- Born: William Birmingham Costello 1800 Dublin, Ireland
- Died: 15 August 1867 (aged 66–67)
- Occupations: Surgeon and Medical Author
- Years active: 1829–1867
- Notable work: Edited the Cyclopædia of Practical Surgery, including a copious bibliography;

= William Birmingham Costello =

Irish surgeon

William Birmingham Costello (1800–1867) was an Irish surgeon, alienist and medical author.

==Life==
Costello was born near Dublin, and was educated there. He then spent the 1820s in Paris, a student of surgery under Jean Civiale, Guillaume Dupuytren and Charles Louis Stanislas Heurteloup.

In 1829 Costello set up himself in London as a surgeon, specialising in the stone and lithotrity. He wrote journal articles, and lectured in the transient Brewer Street medical school, with John Epps and Michael Ryan. Subsequently, he became medical superintendent of Wyke House Asylum, near Isleworth.
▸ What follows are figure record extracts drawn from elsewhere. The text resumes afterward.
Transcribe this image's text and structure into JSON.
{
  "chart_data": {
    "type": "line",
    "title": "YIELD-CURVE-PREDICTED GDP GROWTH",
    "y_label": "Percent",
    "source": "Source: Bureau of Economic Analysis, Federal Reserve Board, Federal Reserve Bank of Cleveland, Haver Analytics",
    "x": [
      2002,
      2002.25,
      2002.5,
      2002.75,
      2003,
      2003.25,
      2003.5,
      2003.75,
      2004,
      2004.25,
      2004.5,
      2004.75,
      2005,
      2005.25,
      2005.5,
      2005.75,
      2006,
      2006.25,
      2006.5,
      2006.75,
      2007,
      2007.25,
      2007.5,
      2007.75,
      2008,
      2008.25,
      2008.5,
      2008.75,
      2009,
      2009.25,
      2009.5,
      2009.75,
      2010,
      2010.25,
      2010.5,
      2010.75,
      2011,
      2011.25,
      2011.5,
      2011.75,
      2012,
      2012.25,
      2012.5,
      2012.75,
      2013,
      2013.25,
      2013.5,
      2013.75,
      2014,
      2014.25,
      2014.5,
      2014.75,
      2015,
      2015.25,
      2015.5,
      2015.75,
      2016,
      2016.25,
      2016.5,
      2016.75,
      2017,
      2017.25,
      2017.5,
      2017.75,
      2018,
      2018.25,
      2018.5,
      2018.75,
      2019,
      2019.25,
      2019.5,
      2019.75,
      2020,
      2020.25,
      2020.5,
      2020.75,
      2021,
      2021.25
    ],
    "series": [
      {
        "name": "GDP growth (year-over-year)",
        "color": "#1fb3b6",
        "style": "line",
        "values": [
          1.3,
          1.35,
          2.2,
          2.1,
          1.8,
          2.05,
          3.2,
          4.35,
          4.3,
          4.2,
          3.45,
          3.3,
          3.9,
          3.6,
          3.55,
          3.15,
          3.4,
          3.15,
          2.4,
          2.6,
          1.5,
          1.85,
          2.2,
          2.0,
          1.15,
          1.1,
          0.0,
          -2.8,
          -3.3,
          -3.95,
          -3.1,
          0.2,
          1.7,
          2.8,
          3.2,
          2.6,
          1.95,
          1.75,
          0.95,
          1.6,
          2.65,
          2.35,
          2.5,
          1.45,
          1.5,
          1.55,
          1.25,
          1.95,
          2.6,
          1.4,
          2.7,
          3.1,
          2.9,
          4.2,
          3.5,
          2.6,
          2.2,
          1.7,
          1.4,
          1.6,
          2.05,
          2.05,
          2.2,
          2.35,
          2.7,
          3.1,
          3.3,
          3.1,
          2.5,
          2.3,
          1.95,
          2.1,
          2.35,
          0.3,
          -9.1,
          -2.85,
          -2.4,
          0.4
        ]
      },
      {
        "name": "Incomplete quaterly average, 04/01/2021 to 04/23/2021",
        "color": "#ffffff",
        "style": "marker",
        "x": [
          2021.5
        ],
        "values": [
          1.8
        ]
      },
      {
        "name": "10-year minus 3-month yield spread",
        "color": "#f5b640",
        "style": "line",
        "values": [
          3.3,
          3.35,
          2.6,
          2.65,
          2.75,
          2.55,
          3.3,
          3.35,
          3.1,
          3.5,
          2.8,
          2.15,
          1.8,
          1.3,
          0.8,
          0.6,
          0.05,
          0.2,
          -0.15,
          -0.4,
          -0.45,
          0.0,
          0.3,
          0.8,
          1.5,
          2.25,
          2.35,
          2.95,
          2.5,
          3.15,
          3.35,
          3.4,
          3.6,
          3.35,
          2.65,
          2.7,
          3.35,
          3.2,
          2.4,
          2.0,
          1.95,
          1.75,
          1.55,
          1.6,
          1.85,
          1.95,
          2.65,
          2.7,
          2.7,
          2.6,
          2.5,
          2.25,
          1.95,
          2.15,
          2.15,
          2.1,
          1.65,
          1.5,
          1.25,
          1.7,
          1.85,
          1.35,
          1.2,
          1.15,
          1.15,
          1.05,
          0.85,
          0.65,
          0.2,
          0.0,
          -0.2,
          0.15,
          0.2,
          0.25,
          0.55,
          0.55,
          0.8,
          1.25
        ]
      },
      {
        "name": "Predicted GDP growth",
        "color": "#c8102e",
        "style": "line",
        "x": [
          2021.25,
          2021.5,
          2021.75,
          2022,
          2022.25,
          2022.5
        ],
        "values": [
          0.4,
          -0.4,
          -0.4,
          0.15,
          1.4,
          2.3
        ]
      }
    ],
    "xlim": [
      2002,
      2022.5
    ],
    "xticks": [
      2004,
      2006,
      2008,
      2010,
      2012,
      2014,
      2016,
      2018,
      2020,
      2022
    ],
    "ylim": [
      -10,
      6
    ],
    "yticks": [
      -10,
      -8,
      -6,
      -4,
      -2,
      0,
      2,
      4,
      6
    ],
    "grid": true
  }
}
In later life Costello lived in Paris, working mostly as a writer. He died there on 15 August 1867.

==Works==
Costello edited the Cyclopædia of Practical Surgery, including a copious bibliography; of which 12 parts were published in London, 1841–3. Contributors included Walter Hayle Walshe, and John Gay who wrote on "cleft palate". In his Paris years, Costello was able to complete the work in four volumes (1861), using his own English translations of articles by French surgeons.

Costello wrote also An Address to the Visiting Justices of the Hanwell Lunatic Asylum (1839), and A Letter to Lord Ashley on the Reform of Private Lunatic Asylums (1845).